I am a member of a committee looking into the use of TKO IVs. I work in the ICU and we have patients that need frequent antibiotics and we use TKO IVs frequently. Unfortunately we do so either without an order or with an order that reads “TKO IV”. In order to rectify this we are building a TKO IV order set. In order to get this order set through the various committees that are required for approval we need to back this order set with some evidence. So I have two questions I would like feedback on:

1. Reading past discussions on this site I have seen people say that there is no evidence that any specific low rate helps to maintain catheter patency, but what specific evidence is out there in regards to IV patency and TKO?

2. It seems to me that if a patient has frequent IVPBs and the tubing is connected then disconnected frequently the chance for infection increases as compared to a patient with a TKO. Does anybody know about any evidence dealing with IV infection rates and TKO IVs.

lynncrni
Infusion of any IV fluid

Infusion of any IV fluid requires a patient-specific rate to be considered a legal order. Without a rate it is not complete. There is no evidence supporting any specific rate that will keep an IV catheter or vein patent. This research does not exist.

You are correct that multiple meds with frequent hub manipulation increases the risk of CRBSI. So using a "carrier" fluid such as saline and piggybacking all intermittent meds into that line is the best method. All tubing should remain connected between each dose and all tubing should be discarded together at either 72 or 96 hours.

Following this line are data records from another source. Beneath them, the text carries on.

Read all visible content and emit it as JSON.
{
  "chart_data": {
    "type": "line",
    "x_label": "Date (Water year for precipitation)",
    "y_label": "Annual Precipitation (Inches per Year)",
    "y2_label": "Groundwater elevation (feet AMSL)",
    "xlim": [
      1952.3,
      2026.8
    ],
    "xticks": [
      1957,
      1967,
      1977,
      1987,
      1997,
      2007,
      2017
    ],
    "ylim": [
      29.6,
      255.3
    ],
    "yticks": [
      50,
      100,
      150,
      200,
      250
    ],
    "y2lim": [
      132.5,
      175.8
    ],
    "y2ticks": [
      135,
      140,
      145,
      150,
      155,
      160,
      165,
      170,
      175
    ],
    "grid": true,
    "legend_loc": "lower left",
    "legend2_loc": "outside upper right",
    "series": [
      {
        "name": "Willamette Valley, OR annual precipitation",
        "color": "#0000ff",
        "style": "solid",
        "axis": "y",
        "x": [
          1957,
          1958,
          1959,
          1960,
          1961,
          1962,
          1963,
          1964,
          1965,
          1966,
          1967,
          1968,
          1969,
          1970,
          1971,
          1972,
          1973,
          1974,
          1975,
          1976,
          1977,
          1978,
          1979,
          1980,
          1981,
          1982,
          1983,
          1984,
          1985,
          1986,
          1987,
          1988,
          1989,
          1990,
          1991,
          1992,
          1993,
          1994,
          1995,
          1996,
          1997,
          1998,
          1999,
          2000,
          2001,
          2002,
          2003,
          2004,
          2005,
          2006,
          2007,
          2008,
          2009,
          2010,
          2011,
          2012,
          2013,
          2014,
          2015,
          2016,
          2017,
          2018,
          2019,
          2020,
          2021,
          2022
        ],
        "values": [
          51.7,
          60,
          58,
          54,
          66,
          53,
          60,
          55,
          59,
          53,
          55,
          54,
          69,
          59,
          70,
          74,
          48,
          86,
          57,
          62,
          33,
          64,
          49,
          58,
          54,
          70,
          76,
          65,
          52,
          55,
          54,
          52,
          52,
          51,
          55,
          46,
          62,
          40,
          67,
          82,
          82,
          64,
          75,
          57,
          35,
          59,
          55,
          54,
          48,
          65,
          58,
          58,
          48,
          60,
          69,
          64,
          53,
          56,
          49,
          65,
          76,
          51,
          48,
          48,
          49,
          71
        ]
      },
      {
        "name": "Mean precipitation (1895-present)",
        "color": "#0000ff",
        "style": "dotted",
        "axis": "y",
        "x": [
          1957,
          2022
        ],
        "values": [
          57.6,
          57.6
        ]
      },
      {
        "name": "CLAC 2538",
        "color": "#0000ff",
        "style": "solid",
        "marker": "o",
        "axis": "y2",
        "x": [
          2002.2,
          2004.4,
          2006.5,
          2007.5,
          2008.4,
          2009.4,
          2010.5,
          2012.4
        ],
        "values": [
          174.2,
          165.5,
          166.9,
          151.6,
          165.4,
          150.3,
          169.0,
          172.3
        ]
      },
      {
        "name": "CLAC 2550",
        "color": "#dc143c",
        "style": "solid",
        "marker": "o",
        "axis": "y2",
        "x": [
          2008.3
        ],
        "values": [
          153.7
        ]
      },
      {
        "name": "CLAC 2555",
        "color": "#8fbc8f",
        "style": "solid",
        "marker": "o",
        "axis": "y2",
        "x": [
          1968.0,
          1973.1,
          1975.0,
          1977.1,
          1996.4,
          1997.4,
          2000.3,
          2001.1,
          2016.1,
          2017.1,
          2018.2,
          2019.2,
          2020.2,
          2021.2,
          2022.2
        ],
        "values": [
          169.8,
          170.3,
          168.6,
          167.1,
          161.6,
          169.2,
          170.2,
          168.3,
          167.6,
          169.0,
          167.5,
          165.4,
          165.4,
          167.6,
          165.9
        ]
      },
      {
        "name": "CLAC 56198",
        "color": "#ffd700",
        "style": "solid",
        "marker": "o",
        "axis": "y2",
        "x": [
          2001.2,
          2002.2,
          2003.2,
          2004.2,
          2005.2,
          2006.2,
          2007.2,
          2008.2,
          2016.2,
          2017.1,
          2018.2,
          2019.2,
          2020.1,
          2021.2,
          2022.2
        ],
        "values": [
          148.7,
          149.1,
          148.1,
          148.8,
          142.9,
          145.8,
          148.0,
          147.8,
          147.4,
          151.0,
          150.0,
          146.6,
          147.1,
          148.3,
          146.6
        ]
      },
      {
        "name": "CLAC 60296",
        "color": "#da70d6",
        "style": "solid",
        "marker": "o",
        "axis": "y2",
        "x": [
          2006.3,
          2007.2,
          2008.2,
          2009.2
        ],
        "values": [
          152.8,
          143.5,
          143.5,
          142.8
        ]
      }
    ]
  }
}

So you can write a policy that says TKO or KVO equals XX per hour or you can expect your physicians to write a rate for each patient. There is no evidence that I have ever found to support the first suggestion. I have never seen any studies and I have looked.  

 

Lynn Hadaway, M.Ed., RN, BC, CRNI

www.hadawayassociates.com

Lynn Hadaway, M.Ed., RN, BC, CRNI

Lynn Hadaway Associates, Inc.

126 Main Street, PO Box 10

Milner, GA 30257

Website http://www.hadawayassociates.com

Office Phone 770-358-7861

mary ann ferrannini
Our policy is 20 ml per hour

Our policy is 20 ml per hour in the adult population. I can tell you that on my outpatients with any CVC ( including PICCs) we set a KVO rate of .2ml per hour and all the lines stay open.

 

lynncrni
Is that 20 mL per hour

Is that 20 mL per hour written as part of your policy and procedure? If not, then you are actually prescribing this rate, which is outside the scope of nursing practice. For the 0.2 mL per hour, this is on a pump with a constant forward motion on the fluid flow. It will not apply to all pumps, patients or situations. Some of the ambulatory pumps have data to support their keep-open rate, but that rate is very specific to that brand of pump and can not be applied to all pumps, patients, or catheters.  

 

Lynn Hadaway, M.Ed., RN, BC, CRNI

www.hadawayassociates.com

Lynn Hadaway, M.Ed., RN, BC, CRNI

Lynn Hadaway Associates, Inc.

126 Main Street, PO Box 10

Milner, GA 30257

Website http://www.hadawayassociates.com

Office Phone 770-358-7861

Timothy Condon
Your comments have been very

Your comments have been very useful. We are going to write the policy to say that the rate should be 15ml/hr and that a 250ml bag of saline shoudl be hung to insure that no fluid is up for more than 24 hours. It is already our policy to change tubing every 72 hours.